Gedenkstätte Wöbbelin - Lichter Ort mit dunkler Vergangenheit

Stand: 24.06.2022 05:00 Uhr

Das Konzentrationslager Wöbbelin bei Ludwigslust existierte nur zehn Wochen. Bis zu seiner Befreiung am 2. Mai 1945 starben in diesem Außenlager des KZ Neuengamme über 1.000 Häftlinge. Das neu gestaltete Gelände wurde am 24. Juni offiziell eröffnet.

von Axel Seitz

Bereits seit 2005 existiert direkt an der Landesstraße einen Gedenkplatz, der an die Opfer des Konzentrationslagers Wöbbelin erinnert. In den vergangenen Monaten wurde der hintere Teil, in dem 1945 die Häftlingsbaracken standen, neugestaltet. Sie sind schon von Weitem zu sehen - mehrere weiße Stelen im Wald. "Es sind riesige Dimensionen, in denen diese Lagergebäude errichtet wurden. Sie waren im Gelände überhaupt nicht wahrzunehmen. Deswegen haben wir die Ecken mit großen Stelen markiert, wie sie auch von der Mahn- und Gedenkstätte schon an anderer Stelle benutzt werden, um die Raumkubatur der Gebäude darzustellen", erläutert Landschaftsarchitekt Matthias Proske. Das bedeute, wer jetzt an der Anlage vorbeifahre, sehe schon von der Straße aus, dass dort hinten noch irgendwas sein müsse, was vorher überhaupt nicht wahrnehmbar gewesen sei.

Konzentrationslager Wöbbelin "wieder sichtbar machen"

Weiße Stelen stehen im Wald der Gedenkstätte Wöbbelin. © NDR Foto: Axel Seitz
Weiße Stelen im Wald erinnern an Gebäude auf dem Gelände des ehemaligen KZs Wöbbelin.

Proske hat sich überlegt, wie das ehemalige Konzentrationslager gewissermaßen wieder sichtbar gemacht werden kann - in Abstimmung mit der Leiterin der Gedenkstätte, Anja Pinnau: "Es gab genau vier Unterkunftseinheiten in dem Steinbarackenlager. Als mehrere Räumungstransporte aus anderen Konzentrationslagern im April 1945 hierher kamen, waren diese Unterkunftsbaracken noch gar nicht fertig gestellt. Im Prinzip stand hier nur der Korpus dieser Baracke, da war kein Fußboden, kein Mobiliar, keine Betten vorhanden, wie man das aus anderen Lagern kannte."

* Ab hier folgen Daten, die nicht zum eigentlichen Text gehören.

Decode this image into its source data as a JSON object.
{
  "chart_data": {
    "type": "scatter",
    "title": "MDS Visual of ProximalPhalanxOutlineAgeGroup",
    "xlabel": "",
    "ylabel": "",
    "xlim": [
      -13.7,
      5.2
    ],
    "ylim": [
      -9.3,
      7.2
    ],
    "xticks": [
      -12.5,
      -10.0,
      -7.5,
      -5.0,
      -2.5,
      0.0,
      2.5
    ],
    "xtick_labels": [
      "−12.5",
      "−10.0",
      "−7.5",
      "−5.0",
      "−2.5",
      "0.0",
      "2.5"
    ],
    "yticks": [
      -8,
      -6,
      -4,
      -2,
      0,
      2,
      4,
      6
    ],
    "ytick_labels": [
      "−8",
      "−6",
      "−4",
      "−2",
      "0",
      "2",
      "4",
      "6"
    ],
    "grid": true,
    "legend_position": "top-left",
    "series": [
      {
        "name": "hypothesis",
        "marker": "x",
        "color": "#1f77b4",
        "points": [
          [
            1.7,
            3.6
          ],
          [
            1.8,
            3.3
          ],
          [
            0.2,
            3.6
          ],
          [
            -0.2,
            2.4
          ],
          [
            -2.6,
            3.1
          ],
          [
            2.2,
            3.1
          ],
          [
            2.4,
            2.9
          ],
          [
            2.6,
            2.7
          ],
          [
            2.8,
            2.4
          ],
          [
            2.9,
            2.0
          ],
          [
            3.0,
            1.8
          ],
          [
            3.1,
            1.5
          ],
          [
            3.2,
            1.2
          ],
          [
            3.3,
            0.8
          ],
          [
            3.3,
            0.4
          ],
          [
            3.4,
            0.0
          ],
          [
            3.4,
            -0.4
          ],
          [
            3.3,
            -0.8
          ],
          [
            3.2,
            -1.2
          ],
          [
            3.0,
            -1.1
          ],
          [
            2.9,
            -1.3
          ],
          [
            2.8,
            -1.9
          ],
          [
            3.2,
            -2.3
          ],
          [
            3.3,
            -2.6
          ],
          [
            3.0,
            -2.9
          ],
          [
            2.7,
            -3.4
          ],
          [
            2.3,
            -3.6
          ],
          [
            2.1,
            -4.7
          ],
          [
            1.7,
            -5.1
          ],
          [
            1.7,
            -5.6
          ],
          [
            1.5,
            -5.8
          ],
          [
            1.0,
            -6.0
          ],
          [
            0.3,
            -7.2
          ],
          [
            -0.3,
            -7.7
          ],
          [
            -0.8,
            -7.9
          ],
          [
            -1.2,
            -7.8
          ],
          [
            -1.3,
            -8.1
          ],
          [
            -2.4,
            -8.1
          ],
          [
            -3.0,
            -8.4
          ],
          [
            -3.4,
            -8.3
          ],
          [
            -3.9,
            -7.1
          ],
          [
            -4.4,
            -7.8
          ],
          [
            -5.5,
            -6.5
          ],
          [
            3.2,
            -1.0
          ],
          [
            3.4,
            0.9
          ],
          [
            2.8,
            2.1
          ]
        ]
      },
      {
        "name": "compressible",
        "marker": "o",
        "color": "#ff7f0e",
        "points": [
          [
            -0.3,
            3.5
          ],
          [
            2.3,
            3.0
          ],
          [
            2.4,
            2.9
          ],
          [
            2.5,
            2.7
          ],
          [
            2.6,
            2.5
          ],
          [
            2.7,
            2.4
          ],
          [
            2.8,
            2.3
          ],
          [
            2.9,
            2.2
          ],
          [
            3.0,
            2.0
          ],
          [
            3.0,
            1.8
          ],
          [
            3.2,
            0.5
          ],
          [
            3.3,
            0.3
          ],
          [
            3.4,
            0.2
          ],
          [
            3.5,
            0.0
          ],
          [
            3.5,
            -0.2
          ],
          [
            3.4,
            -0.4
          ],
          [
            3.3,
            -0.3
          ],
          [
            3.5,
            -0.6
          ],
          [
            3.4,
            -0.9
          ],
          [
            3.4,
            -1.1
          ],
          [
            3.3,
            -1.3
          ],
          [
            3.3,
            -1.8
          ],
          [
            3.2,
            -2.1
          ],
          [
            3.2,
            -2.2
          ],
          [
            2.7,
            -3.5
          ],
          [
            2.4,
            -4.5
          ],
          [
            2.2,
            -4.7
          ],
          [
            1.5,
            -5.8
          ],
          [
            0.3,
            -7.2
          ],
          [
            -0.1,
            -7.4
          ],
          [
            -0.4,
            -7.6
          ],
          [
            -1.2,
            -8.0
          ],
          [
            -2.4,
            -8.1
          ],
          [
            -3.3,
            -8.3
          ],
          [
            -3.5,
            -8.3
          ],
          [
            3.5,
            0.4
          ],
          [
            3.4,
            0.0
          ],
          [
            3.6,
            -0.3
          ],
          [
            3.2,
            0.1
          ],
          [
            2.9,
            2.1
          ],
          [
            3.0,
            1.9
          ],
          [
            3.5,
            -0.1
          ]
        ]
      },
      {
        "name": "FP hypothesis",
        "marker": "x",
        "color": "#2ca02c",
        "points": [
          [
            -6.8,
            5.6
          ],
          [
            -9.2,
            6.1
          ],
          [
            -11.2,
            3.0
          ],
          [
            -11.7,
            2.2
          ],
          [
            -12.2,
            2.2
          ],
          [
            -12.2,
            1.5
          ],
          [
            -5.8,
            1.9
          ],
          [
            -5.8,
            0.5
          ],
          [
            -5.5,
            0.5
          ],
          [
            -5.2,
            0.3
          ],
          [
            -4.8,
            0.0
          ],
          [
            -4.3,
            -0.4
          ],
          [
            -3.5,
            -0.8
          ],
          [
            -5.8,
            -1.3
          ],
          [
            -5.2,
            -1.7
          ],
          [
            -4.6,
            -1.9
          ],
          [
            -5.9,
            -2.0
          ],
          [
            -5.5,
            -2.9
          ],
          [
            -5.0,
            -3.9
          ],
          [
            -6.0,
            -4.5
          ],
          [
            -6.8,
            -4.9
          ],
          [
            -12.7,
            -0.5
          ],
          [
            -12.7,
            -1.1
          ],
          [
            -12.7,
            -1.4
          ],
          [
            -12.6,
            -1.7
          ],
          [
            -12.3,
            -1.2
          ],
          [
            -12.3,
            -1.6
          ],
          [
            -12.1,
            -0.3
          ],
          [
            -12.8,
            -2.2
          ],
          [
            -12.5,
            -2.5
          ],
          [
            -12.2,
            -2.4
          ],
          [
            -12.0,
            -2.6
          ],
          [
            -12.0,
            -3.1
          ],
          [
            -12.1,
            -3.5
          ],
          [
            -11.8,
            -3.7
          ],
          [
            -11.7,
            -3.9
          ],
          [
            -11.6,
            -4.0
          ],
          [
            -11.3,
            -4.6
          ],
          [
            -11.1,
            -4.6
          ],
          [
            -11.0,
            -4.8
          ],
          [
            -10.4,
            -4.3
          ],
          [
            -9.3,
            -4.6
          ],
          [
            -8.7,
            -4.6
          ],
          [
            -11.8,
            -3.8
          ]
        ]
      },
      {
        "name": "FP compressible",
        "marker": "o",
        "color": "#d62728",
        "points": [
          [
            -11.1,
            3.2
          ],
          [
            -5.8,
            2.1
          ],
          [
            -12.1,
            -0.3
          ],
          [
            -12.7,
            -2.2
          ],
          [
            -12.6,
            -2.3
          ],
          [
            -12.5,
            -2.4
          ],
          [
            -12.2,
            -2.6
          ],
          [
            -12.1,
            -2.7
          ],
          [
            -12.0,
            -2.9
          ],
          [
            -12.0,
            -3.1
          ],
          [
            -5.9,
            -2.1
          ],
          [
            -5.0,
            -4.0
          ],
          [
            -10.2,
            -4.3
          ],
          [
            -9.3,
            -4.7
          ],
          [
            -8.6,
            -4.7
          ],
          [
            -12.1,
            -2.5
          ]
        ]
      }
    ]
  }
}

"Die Waschbaracke war der letzte Ort der Entmenschlichung"

Schlafstätte der Häftlinge in den Baracken des KZ Wöbbelin (1945) © NDR Foto: Axel Seitz
Häftlinge in Wöbbelin mussten auf simplen Bettgestellen und blankem Fußboden schlafen.

Die Häftlinge haben ihre Bettgestelle selbst gebaut oder mitunter auf dem nackten Fußboden geschlafen. Es seien katastrophale Zustände gewesen, beschreibt Pinnau die damalige Situation für die mehr als 5.000 Häftlinge vor Ort. Jetzt kann sich jeder Besucher zumindest vorstellen, wie groß die Baracken waren - nämlich 60 Meter lang und zehn Meter breit. Und genau in der Mitte dieser vier Gebäude stand die Waschbaracke, die allerdings so gar nicht genutzt wurde. "Es gab keine Wasseranschlüsse und in den letzten Tagen vor der Befreiung des Lagers wurden dort Leichen unwürdig aufgestapelt. Die Waschbaracke war der letzte Ort der Entmenschlichung für die Inhaftierten", so Pinnau weiter. Deshalb ist dieser Ort auch besonders dargestellt. Er sei naturbelassen, erhaben, habe keine Eckmarkierung. Durch die Bauarbeiten sei die komplette Baracke als Fundament freigelegt worden. Das sei vorher nicht so ersichtlich gewesen, sagt Pinnau.

Kontrast von Licht und Dunkelheit verdeutlichen

Fundament der Waschbaracke der Gedenkstätte Wöbbelin © NDR Foto: Axel Seitz
Das teilweise brüchige Fundament auf dem die Waschbaracke früher stand, wurde erhalten.

Während innerhalb des Fundaments der Waschbaracke Erde, Bäume und alle Pflanzen nicht abgetragen wurden, der Wald also in seinem Zustand bleibt, erhielten die beiden hinteren Baracken eine gesonderte Bepflanzung mit Stechpalmen. Diese wachsen in den kommenden Jahren bis zu zwei Meter hoch und bilden einen dichten Teppich innerhalb der Stelen. Darüber hinaus bekam das gesamte Gelände neue Gehwege, die behindertengerecht angelegt sind. Landschaftsarchitekt Matthias Proske hat sich außerdem zu den Bäumen, die hier stehen, Gedanken gemacht: "Wir sind dann, nach vielen Begehungen - auch mit der Mahn- und Gedenkstätte in Wöbbelin - so vorgegangen, dass wir den vorderen Teil des Waldes ein wenig ausgelichtet haben." Der vordere Teil bestand auch früher schon aus Birken, einer eher hellen Baumart. Die dunkleren Kiefern wurden in diesem Bereich entnommen. Im hinteren Bereich, wo die Baracken standen, stehen auch heute überwiegend Kiefern - "um sozusagen vom Licht aus immer weiter ins Dunkle vorzudringen, in Richtung des Bösen", erläutert Proske das Konzept.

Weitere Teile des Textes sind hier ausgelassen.